How beautiful that poem seemed to them at the time! Perhaps nothing either of them ever wrote in after years afforded them such exquisite satisfaction. Dolly glowed all over with pride in her sister and pride in herself that she should have so beautiful a poem for her beloved paper. And at Dolly’s praises the modest poetess exulted more and more; she even had a rapt vision before she slept that night, of a sweet little volume, in willow green, entitled “Sea Fancies,” or “Rose Petals,” bearing on its front page the words, “By Phyllida Rankin Conway,” and on the next, “Dedicated to my sister, Dorothy Rankin Conway.”
From the window, as she stood up to reach her school-books, Dorothy saw the doctor’s silent flying figure come down the moonlit road, and three minutes later there came the dull sound of the bicycle’s wheels along the verandah.
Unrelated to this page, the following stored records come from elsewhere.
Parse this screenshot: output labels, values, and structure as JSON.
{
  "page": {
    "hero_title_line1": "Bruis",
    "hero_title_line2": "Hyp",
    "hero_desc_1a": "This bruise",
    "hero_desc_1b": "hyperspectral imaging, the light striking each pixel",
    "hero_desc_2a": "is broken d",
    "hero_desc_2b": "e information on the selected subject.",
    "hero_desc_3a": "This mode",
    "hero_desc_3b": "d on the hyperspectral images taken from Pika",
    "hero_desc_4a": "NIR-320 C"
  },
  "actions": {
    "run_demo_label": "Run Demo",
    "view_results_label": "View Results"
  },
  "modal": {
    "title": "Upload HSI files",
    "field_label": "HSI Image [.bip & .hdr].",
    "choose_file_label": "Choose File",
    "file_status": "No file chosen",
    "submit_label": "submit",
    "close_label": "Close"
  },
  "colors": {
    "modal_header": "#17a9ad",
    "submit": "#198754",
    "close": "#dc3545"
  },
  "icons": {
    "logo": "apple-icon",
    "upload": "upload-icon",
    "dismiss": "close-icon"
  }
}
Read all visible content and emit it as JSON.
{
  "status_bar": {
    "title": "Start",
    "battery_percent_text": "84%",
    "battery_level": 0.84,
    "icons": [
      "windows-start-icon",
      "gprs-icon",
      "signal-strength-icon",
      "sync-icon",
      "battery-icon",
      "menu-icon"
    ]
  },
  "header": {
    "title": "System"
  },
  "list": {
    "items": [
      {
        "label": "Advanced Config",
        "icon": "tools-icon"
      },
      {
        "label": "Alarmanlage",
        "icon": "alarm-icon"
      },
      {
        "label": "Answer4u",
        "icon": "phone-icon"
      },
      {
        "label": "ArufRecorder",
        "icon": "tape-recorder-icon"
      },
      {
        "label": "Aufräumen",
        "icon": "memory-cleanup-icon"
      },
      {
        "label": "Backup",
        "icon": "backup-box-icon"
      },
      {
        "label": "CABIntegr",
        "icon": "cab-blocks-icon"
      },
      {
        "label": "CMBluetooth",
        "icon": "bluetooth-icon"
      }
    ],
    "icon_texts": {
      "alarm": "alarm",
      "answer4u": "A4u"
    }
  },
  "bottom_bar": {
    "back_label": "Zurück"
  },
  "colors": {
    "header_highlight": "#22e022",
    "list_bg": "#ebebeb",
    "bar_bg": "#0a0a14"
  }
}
Both girls instantly laid down paper and pens and went down-stairs.
[218]
]CHAPTER XX
THE ‘GERMAN SAUSAGE’ LAND
“No pretence
To intellectual eminence,
Or scholarship sublime.”
The dining-room was in an uproar, and it was to be feared nobody’s home-lessons were well done. Weenie had had a map of Europe to do; she also had recently expended the sum of a shilling on a box of coloured crayons. As a natural result she had devoted a bare five minutes to an unrecognizable outline of the Continent, and spent the rest of the evening in making a Joseph’s coat of it. The boys all insisted in having a voice in the selection of colours. Weenie had considered pink would look well for France, seeing she had coloured the Channel and Bay of Biscay a deep indigo, and Belgium and Holland two shades of green. But Alf, fresh from A Tale of Two Cities, insisted it must be dyed incarnadine.
“But I’ve done Spain red,” objected the artist.
“Rub some blue over the red, then.” Alf said.